Le marché immobilier rétais a été chahuté et a fortement évolué en dix ans

Belle maison du Bois-Plage
Publié le 15/12/2017
Le marché immobilier rétais a été chahuté et a fortement évolué en dix ans 4.33/5 (86.67%) 3 votes

Ces dix dernières années furent toutes très différentes, et des événements majeurs sont venus bouleverser notre marché, et notre métier.

La crise immobilière pour commencer, qui, dès l’hiver 2007/2008 annonçait des changements, et la fin d’une époque.

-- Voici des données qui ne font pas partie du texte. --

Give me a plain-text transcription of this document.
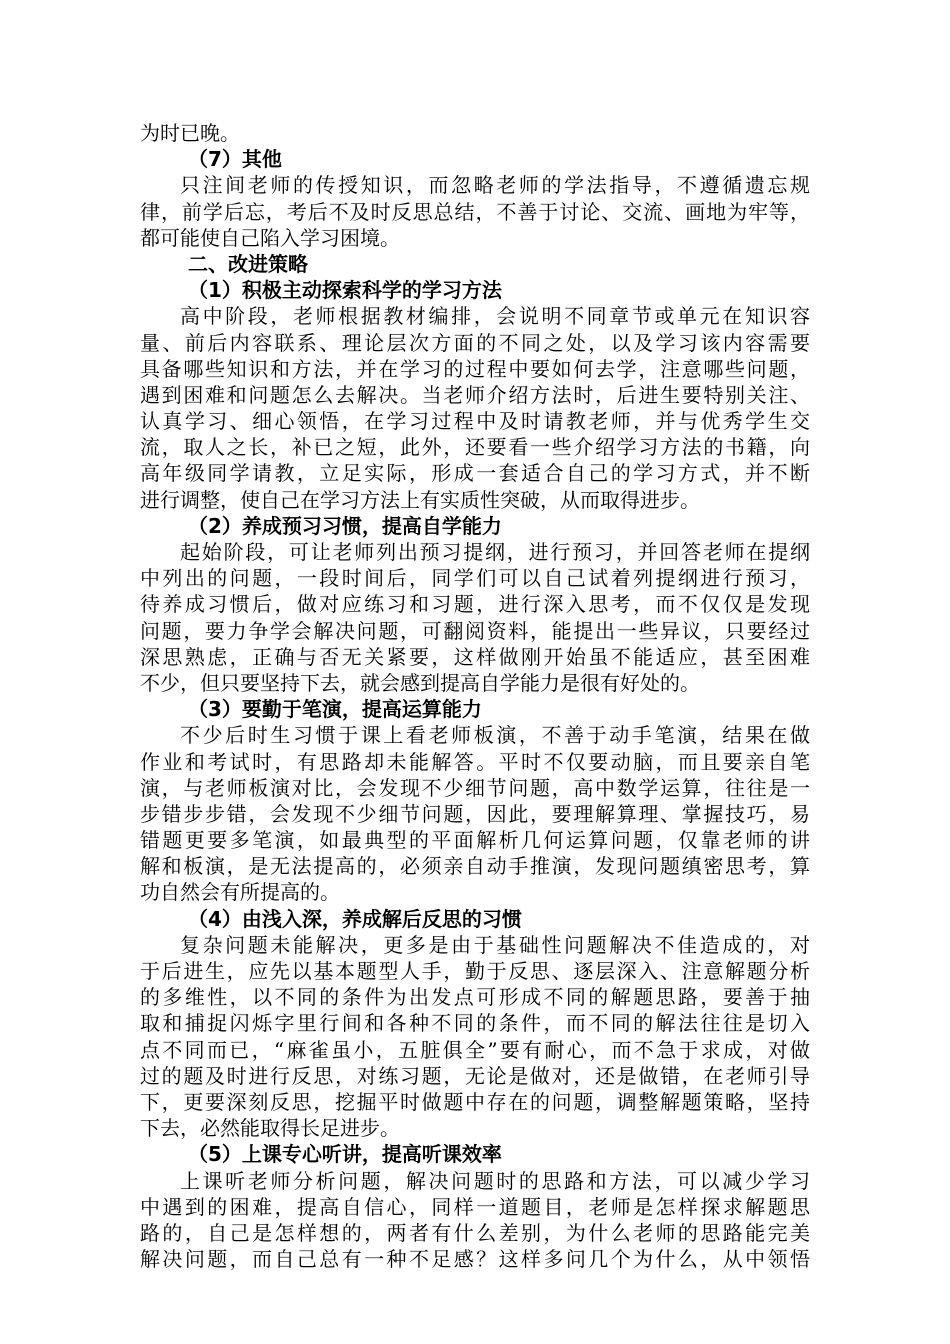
为时已晚。
（7）其他
只注间老师的传授知识，而忽略老师的学法指导，不遵循遗忘规
律，前学后忘，考后不及时反思总结，不善于讨论、交流、画地为牢等，
都可能使自己陷入学习困境。
二、改进策略
（1）积极主动探索科学的学习方法
高中阶段，老师根据教材编排，会说明不同章节或单元在知识容
量、前后内容联系、理论层次方面的不同之处，以及学习该内容需要
具备哪些知识和方法，并在学习的过程中要如何去学，注意哪些问题，
遇到困难和问题怎么去解决。当老师介绍方法时，后进生要特别关注、
认真学习、细心领悟，在学习过程中及时请教老师，并与优秀学生交
流，取人之长，补已之短，此外，还要看一些介绍学习方法的书籍，向
高年级同学请教，立足实际，形成一套适合自己的学习方式，并不断
进行调整，使自己在学习方法上有实质性突破，从而取得进步。
（2）养成预习习惯，提高自学能力
起始阶段，可让老师列出预习提纲，进行预习，并回答老师在提纲
中列出的问题，一段时间后，同学们可以自己试着列提纲进行预习，
待养成习惯后，做对应练习和习题，进行深入思考，而不仅仅是发现
问题，要力争学会解决问题，可翻阅资料，能提出一些异议，只要经过
深思熟虑，正确与否无关紧要，这样做刚开始虽不能适应，甚至困难
不少，但只要坚持下去，就会感到提高自学能力是很有好处的。
（3）要勤于笔演，提高运算能力
不少后时生习惯于课上看老师板演，不善于动手笔演，结果在做
作业和考试时，有思路却未能解答。平时不仅要动脑，而且要亲自笔
演，与老师板演对比，会发现不少细节问题，高中数学运算，往往是一
步错步步错，会发现不少细节问题，因此，要理解算理、掌握技巧，易
错题更要多笔演，如最典型的平面解析几何运算问题，仅靠老师的讲
解和板演，是无法提高的，必须亲自动手推演，发现问题缜密思考，算
功自然会有所提高的。
（4）由浅入深，养成解后反思的习惯
复杂问题未能解决，更多是由于基础性问题解决不佳造成的，对
于后进生，应先以基本题型人手，勤于反思、逐层深入、注意解题分析
的多维性，以不同的条件为出发点可形成不同的解题思路，要善于抽
取和捕捉闪烁字里行间和各种不同的条件，而不同的解法往往是切入
点不同而已，“麻雀虽小，五脏俱全”要有耐心，而不急于求成，对做
过的题及时进行反思，对练习题，无论是做对，还是做错，在老师引导
下，更要深刻反思，挖掘平时做题中存在的问题，调整解题策略，坚持
下去，必然能取得长足进步。
（5）上课专心听讲，提高听课效率
上课听老师分析问题，解决问题时的思路和方法，可以减少学习
中遇到的困难，提高自信心，同样一道题目，老师是怎样探求解题思
路的，自己是怎样想的，两者有什么差别，为什么老师的思路能完美
解决问题，而自己总有一种不足感？这样多问几个为什么，从中领悟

Les années précédentes avaient vu notre marché s’envoler : les prix ont rapidement enflé, le nombres de ventes lui aussi progressait vite et fort. Les agences, elles, se multipliaient : on comptait plus de 55 agences immobilières sur toute l’île en 2008.

Le bilan de l’année 2008 s’avéra mitigé, la crise financière commençait et elle était dans la tête de la plupart de nos clients.

L’une des particularités du marché immobilier de l’île de Ré est qu’il s’agit d’un marché de résidences secondaires, un marché de biens non indispensables et même parfois superflus.

Alors rien d’étonnant, en ces temps troublés sur fonds de crise financière, que nos clients acquéreurs réfléchissent à deux fois avant de franchir le pas, et de dépenser entre 300 000 € et 800 000 € pour un bien dont ils n’ont, finalement, que peu l’utilité.

La prudence de nombreux clients a commencé à noircir le tableau d’un marché jouissant jusque-là d’un indécent dynamisme, avec un nombre de ventes dangereusement en baisse. Sur Saint-Martin-de-Ré, par exemple, alors que 129 ventes immobilières avaient été réalisées l’année 2005, en 2008 ce sont 68 biens qui se sont échangés, une chute de 47 % des volumes.

Une autre particularité de notre marché est que la plupart du temps les vendeurs ont les moyens financiers de ne pas vendre leur bien. Et ce n’est pas un détail, en effet, en temps de crise, on voit ordinairement les marchés s’enrichir d’une offre trop abondante, les vendeurs se voient obligés de baisser leur prétentions, et parfois de vendre à perte !

Les prix chutent alors mécaniquement, et cela participe à la reprise du marché, rendant les biens accessibles à plus de personnes, ce qui réamorce la pompe et relance le nombre des ventes.

Mais sur l’île de Ré, cela ne fonctionne pas ainsi… Les vendeurs n’ont pas paniqué, et la chute des prix n’est jamais venue. Il y a bien eu un réajustement des tarifs, très clair sur certains types de biens : ceux qui n’étaient pas vraiment parfaits. Seuls se vendaient vite les biens au bon prix et ne souffrant pas d’un défaut majeur, en bon état, et sans nuisance sonore par exemple.

L’offre de locations saisonnières s’est étoffée à partir de 2008-2010

Ainsi, les propriétaires dont les projets n’étaient pas urgents, ou qui avaient malgré la crise gardé leur moyens financiers, ont souvent conservé leur bien, ils ont soit attendu, soit retiré le bien de la vente, et parfois, ils se sont lancés dans la location saisonnière.

C’est à cette époque que l’offre des locations c’est particulièrement étoffée, le marché de la location a vampirisé le marché de la vente : les biens qui ne se vendaient pas se retrouvaient parfois en location, et les acheteurs devenus prudents se sont empressés d’attendre pour acheter, préférant louer… La boucle était bouclée.

Second coup dur : la réforme des plus-values immobilières.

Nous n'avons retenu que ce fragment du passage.